Her cat, Bast, waited at home—a small creature of genuine affection in a world of transactional relationships. Sometimes Maya envied the animal's simple existence. Eat, sleep, demand attention, receive it. No moral calculus, no weighing of livelihoods against principles, no lying to colleagues who thought she was just another dedicated team player.

The fox sat across from her now, sleek and smiling in that predatory way that fooled no one. Sarah, newly hired from a competitor, had taken the corner office and the project Maya had secretly hoped to lead. But Sarah also had questions—good ones, the kind that suggested she saw past the carefully constructed narratives.

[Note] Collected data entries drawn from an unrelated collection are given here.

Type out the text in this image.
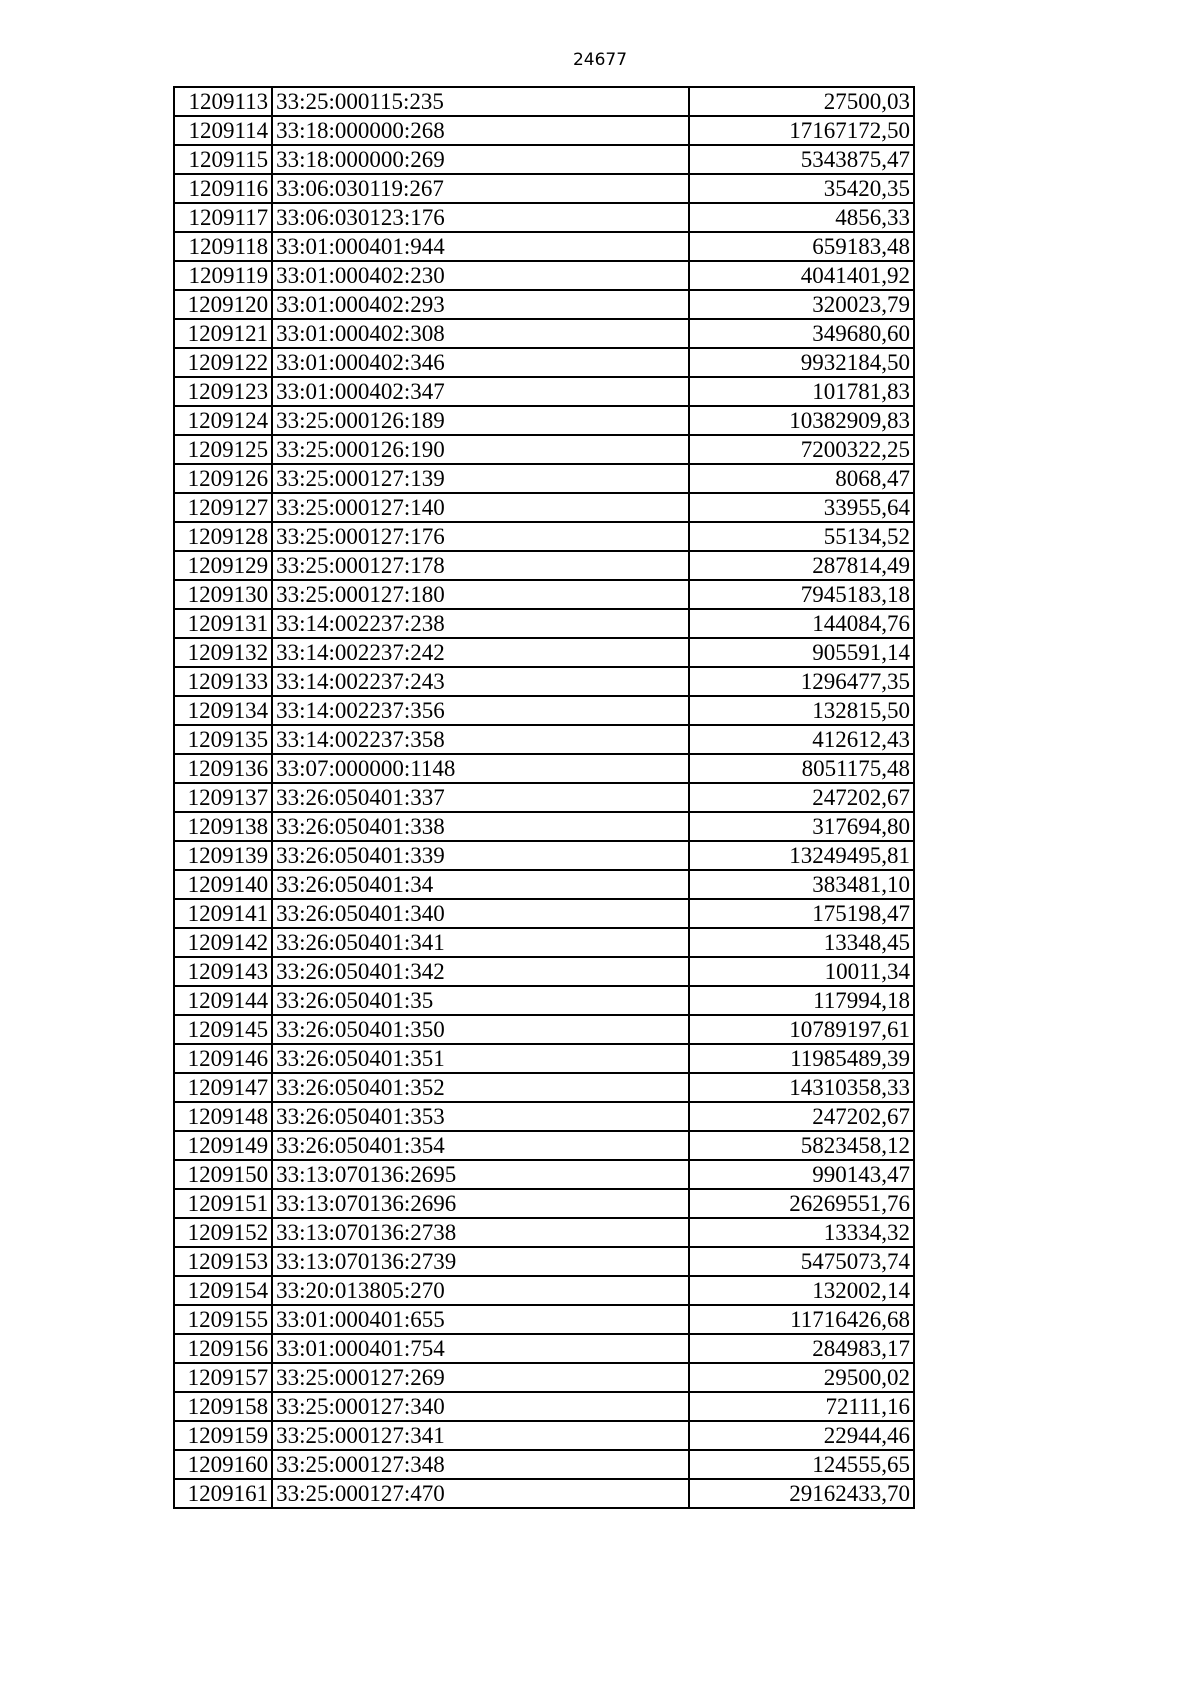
24677
1209113	33:25:000115:235	27500,03
1209114	33:18:000000:268	17167172,50
1209115	33:18:000000:269	5343875,47
1209116	33:06:030119:267	35420,35
1209117	33:06:030123:176	4856,33
1209118	33:01:000401:944	659183,48
1209119	33:01:000402:230	4041401,92
1209120	33:01:000402:293	320023,79
1209121	33:01:000402:308	349680,60
1209122	33:01:000402:346	9932184,50
1209123	33:01:000402:347	101781,83
1209124	33:25:000126:189	10382909,83
1209125	33:25:000126:190	7200322,25
1209126	33:25:000127:139	8068,47
1209127	33:25:000127:140	33955,64
1209128	33:25:000127:176	55134,52
1209129	33:25:000127:178	287814,49
1209130	33:25:000127:180	7945183,18
1209131	33:14:002237:238	144084,76
1209132	33:14:002237:242	905591,14
1209133	33:14:002237:243	1296477,35
1209134	33:14:002237:356	132815,50
1209135	33:14:002237:358	412612,43
1209136	33:07:000000:1148	8051175,48
1209137	33:26:050401:337	247202,67
1209138	33:26:050401:338	317694,80
1209139	33:26:050401:339	13249495,81
1209140	33:26:050401:34	383481,10
1209141	33:26:050401:340	175198,47
1209142	33:26:050401:341	13348,45
1209143	33:26:050401:342	10011,34
1209144	33:26:050401:35	117994,18
1209145	33:26:050401:350	10789197,61
1209146	33:26:050401:351	11985489,39
1209147	33:26:050401:352	14310358,33
1209148	33:26:050401:353	247202,67
1209149	33:26:050401:354	5823458,12
1209150	33:13:070136:2695	990143,47
1209151	33:13:070136:2696	26269551,76
1209152	33:13:070136:2738	13334,32
1209153	33:13:070136:2739	5475073,74
1209154	33:20:013805:270	132002,14
1209155	33:01:000401:655	11716426,68
1209156	33:01:000401:754	284983,17
1209157	33:25:000127:269	29500,02
1209158	33:25:000127:340	72111,16
1209159	33:25:000127:341	22944,46
1209160	33:25:000127:348	124555,65
1209161	33:25:000127:470	29162433,70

'I've been reviewing the user data collection protocols,' Sarah said one evening, when they were the only two left on the floor. 'Some of this seems... excessive.'

Maya's heart accelerated. This was it—the moment of choosing. Burn it all down or keep walking through the graveyard shift, another corporate zombie in training.

'The data collection is only the beginning,' Maya said quietly. 'There's a reason the retention rates look so good. We don't let them leave.'

Sarah's expression shifted from professional curiosity to something sharper—recognition, perhaps, or the thrill of the hunt. 'Tell me more.'

Outside, the city lights flickered like dying stars. Somewhere, Bast was probably sleeping, innocent of the compromises made in human buildings. Somewhere, a real fox moved through the darkness, hunting to survive, not questioning whether its prey deserved it.

Maya began to speak, and for the first time in months, she felt something like hope—or perhaps it was simply the adrenaline of finally choosing a side.